O papa Francisco criticou duramente os integrantes da Cúria Romana e qualificou a alta cúpula do clero como "a lepra do papado". A admoestação do santo papa está na entrevista publicada nesta terça-feira (1º), pelo jornal italiano "La Repubblica". Leia aqui a entrevista.
Hoje, também, o pontífice deu início à reunião do Conselho dos Cardeais no Vaticano. O objetivo é apresentar um projeto para reformar a Cúria, naquela que pode ser a maior reestruturação da Igreja em mais de 40 anos.
Na entrevista, Francisco chamou a Cúria de "muito vaticano-cêntrica" e que os príncipes da Igreja Católica "geralmente têm sido narcisistas, amantes da adulação e excitados de forma negativa por seus cortesãos".
"A corte é a lepra do papado", disse, antes de emendar que, apesar de a Cúria, órgão responsável pela administração da Igreja) não ser propriamente uma corte, existem "cortesãos".
A reunião do Conselho de Cardeais teve início com missa na Casa de Santa Marta. Na cerimônia, Francisco desejou que a reunião torne todos "mais humildes, mais pacientes, mais confiantes em Deus, pora a Igreja possa dar um belo testemunho às pessoas e vendo o povo de Deus, vendo a Igreja, sintam a vontade de vir conosco".

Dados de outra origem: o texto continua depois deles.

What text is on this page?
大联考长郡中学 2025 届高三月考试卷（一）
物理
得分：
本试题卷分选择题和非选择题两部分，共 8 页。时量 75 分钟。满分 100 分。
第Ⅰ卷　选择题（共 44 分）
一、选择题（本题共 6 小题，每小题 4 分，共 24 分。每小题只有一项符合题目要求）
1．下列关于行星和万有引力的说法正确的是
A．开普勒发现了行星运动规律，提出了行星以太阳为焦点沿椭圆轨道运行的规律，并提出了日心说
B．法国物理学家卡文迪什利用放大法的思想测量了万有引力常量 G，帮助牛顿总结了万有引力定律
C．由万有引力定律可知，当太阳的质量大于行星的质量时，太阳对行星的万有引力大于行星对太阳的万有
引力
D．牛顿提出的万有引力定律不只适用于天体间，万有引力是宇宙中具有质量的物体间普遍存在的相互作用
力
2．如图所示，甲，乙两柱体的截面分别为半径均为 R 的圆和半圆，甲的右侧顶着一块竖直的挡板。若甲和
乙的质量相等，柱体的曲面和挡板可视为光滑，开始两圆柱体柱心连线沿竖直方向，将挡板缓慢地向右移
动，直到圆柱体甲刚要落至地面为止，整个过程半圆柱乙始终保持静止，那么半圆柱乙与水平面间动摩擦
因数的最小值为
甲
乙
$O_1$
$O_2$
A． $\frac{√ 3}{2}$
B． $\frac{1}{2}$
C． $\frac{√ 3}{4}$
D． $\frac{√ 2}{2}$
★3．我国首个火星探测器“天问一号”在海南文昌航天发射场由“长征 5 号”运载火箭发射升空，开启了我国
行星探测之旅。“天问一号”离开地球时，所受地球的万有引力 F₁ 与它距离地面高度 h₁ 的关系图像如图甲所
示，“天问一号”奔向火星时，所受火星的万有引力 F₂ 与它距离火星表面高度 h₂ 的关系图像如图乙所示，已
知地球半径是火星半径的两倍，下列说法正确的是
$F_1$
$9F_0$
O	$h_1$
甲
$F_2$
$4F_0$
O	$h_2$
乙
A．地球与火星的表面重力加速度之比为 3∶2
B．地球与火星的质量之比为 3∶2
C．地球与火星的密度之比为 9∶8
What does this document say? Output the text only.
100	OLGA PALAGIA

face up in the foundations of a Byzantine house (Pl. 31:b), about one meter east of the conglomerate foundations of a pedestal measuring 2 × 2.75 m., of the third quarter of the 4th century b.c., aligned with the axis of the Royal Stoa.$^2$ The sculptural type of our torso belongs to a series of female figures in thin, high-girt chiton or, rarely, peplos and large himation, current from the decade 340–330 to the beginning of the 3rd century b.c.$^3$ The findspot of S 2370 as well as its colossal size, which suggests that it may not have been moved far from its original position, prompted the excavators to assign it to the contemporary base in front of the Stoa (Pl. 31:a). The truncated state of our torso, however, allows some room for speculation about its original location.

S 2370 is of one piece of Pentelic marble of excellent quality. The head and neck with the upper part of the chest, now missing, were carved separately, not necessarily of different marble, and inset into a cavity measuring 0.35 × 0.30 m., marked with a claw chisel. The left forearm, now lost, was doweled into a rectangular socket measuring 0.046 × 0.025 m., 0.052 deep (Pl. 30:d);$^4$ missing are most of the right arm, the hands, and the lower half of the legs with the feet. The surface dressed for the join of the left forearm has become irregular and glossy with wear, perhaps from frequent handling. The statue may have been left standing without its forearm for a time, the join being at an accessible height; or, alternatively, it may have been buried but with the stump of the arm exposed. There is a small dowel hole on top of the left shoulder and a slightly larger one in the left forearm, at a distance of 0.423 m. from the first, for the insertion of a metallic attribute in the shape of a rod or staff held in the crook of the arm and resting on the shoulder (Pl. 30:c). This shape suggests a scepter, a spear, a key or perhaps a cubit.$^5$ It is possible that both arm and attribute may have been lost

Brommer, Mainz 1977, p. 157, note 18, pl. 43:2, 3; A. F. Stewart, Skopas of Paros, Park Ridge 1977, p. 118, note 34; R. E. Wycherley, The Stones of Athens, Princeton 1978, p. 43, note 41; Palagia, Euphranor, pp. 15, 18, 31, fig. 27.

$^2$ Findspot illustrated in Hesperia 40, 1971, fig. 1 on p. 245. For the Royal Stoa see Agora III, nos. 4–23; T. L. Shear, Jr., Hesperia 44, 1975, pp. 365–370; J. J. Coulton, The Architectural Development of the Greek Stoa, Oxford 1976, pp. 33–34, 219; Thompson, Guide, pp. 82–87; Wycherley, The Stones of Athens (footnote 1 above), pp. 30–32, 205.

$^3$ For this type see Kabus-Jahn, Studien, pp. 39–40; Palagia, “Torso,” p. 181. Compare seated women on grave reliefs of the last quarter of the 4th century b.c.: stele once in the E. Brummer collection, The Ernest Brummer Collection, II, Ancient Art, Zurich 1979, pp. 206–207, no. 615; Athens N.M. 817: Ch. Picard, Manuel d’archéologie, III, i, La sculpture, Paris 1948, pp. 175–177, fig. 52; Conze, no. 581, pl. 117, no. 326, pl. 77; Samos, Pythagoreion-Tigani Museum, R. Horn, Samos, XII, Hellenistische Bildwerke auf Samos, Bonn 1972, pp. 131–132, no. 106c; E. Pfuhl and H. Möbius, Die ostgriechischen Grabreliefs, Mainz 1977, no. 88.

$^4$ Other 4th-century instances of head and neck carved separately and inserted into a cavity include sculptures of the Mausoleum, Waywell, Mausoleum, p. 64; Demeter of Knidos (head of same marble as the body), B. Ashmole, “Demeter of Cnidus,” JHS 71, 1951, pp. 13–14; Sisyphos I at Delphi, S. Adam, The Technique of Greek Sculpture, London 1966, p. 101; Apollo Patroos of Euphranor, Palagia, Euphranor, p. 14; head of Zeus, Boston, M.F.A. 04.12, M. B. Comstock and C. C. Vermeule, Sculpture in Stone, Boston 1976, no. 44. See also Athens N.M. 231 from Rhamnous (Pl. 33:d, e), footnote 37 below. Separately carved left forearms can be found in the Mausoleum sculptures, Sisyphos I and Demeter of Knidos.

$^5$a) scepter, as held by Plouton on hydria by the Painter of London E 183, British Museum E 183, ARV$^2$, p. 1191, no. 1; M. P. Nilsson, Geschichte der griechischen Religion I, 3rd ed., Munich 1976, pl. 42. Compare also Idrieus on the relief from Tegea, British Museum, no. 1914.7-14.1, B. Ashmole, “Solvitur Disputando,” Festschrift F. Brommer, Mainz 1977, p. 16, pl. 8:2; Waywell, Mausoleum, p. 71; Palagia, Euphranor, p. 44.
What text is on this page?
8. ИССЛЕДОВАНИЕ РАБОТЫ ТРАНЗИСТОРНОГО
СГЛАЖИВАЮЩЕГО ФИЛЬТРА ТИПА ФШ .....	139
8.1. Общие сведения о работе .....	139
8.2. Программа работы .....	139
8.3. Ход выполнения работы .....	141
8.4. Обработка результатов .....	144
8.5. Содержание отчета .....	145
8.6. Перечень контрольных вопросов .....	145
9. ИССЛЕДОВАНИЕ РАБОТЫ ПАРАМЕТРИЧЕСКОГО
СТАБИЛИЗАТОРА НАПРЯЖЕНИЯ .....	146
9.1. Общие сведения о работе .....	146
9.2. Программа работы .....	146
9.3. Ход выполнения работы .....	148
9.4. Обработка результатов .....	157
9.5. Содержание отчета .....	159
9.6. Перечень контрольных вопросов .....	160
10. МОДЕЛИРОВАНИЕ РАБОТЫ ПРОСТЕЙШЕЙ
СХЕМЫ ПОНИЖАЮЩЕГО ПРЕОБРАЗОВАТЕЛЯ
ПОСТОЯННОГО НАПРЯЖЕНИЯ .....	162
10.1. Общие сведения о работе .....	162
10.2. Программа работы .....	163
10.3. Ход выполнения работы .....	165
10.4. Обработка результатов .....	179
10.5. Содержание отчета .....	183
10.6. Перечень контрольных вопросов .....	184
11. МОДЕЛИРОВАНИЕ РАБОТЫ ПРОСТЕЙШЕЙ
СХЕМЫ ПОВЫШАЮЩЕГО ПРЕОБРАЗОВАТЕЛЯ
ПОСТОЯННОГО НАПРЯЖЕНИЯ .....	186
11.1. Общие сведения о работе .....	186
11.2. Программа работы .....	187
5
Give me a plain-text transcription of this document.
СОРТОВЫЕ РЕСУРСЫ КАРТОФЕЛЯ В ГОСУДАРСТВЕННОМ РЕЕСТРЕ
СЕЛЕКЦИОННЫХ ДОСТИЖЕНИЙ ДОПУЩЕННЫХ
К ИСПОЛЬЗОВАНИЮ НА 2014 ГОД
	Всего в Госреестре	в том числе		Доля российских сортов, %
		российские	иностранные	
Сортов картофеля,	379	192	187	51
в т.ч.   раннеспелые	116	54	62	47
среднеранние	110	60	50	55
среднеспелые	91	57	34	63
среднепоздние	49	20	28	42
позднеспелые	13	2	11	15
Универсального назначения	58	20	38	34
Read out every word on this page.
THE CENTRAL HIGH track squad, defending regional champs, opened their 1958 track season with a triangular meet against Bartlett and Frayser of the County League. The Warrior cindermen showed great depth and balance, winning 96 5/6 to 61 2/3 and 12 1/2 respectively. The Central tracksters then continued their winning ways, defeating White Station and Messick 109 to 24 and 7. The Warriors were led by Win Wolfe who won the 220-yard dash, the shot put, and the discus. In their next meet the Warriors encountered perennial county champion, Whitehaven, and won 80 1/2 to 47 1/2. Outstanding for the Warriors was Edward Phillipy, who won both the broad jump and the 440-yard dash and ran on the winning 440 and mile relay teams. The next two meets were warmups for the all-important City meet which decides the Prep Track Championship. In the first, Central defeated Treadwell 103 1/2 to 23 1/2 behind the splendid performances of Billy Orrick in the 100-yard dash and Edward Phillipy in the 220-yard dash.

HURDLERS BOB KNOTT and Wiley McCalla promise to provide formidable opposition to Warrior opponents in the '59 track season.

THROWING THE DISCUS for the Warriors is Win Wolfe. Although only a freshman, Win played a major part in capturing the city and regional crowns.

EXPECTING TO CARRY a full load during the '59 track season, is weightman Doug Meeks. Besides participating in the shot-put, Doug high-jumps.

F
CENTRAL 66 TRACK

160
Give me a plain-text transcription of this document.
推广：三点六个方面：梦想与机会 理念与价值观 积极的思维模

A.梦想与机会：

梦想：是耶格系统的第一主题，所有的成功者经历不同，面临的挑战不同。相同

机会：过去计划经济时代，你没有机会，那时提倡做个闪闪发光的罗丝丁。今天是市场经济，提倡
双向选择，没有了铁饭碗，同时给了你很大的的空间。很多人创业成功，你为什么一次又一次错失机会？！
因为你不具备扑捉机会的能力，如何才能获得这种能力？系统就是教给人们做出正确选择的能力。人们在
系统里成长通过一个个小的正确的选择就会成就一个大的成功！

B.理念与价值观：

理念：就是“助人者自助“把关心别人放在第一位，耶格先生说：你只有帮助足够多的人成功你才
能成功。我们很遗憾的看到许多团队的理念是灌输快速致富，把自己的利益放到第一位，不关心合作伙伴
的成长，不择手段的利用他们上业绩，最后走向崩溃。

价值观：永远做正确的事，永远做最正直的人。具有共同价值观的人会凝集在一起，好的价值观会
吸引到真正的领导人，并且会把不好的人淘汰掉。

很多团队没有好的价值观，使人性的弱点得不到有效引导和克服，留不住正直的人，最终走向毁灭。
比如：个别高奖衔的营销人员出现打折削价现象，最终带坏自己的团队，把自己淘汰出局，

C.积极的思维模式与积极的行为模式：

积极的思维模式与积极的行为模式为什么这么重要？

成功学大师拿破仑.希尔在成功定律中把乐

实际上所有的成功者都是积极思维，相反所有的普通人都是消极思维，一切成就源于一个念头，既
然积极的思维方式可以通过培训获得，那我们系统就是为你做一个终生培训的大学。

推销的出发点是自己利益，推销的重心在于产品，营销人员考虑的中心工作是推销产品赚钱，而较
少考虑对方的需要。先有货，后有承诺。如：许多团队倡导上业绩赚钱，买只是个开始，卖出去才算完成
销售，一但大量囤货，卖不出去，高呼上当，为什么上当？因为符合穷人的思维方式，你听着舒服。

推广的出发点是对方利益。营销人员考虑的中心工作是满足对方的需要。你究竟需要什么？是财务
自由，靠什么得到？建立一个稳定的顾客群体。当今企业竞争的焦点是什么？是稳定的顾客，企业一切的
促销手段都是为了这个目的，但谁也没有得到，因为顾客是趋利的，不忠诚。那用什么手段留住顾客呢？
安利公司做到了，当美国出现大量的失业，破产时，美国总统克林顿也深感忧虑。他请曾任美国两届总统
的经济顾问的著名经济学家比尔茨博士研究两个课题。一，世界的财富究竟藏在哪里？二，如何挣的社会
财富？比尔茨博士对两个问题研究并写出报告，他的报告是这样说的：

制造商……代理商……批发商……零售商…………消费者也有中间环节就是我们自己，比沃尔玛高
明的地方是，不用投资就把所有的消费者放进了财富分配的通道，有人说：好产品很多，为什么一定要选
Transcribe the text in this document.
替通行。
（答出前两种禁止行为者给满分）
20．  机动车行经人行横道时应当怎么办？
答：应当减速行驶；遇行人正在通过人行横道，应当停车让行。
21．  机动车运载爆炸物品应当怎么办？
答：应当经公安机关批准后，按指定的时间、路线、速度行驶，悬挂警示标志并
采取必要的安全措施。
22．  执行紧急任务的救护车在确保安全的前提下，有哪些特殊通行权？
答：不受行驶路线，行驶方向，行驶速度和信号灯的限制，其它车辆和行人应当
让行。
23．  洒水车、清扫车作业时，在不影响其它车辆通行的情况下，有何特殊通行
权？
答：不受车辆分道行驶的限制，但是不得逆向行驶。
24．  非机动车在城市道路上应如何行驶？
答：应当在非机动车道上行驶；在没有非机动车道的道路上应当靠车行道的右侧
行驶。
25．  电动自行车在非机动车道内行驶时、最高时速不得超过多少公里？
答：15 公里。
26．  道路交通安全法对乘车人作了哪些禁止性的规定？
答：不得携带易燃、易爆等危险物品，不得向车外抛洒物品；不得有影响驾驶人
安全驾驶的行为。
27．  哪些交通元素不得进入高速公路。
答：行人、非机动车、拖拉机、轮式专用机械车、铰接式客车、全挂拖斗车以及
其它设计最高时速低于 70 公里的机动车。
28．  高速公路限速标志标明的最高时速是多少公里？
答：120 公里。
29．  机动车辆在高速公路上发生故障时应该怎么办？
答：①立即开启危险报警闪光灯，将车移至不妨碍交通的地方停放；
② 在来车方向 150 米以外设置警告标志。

Francisco explicou que a vida do cristão precisa ser estabelecida na humildade e a força do Evangelho está nisso, "porque o Evangelho chega ao ponto mais alto na humilhação de Jesus, humildade que se torna humilhação".
"A força do Evangelho está na humildade, humildade da criança que se deixa guiar pelo amor e pela ternura do pai", continuou o papa.
"Bento 16 nos dizia que a Igreja não cresce por proselitismo, cresce por atenção, por testemunho", afirmou ele. "Quando os povos veem este testemunho de humildade, de ternura, sentem a necessidade que fala o profeta Zacarias: 'Queremos ir com vós'. As pessoas sentem a necessidade diante do testemunho da caridade, desta caridade humilde, sem prepotência, que é moldada para servir", disse o pontífice.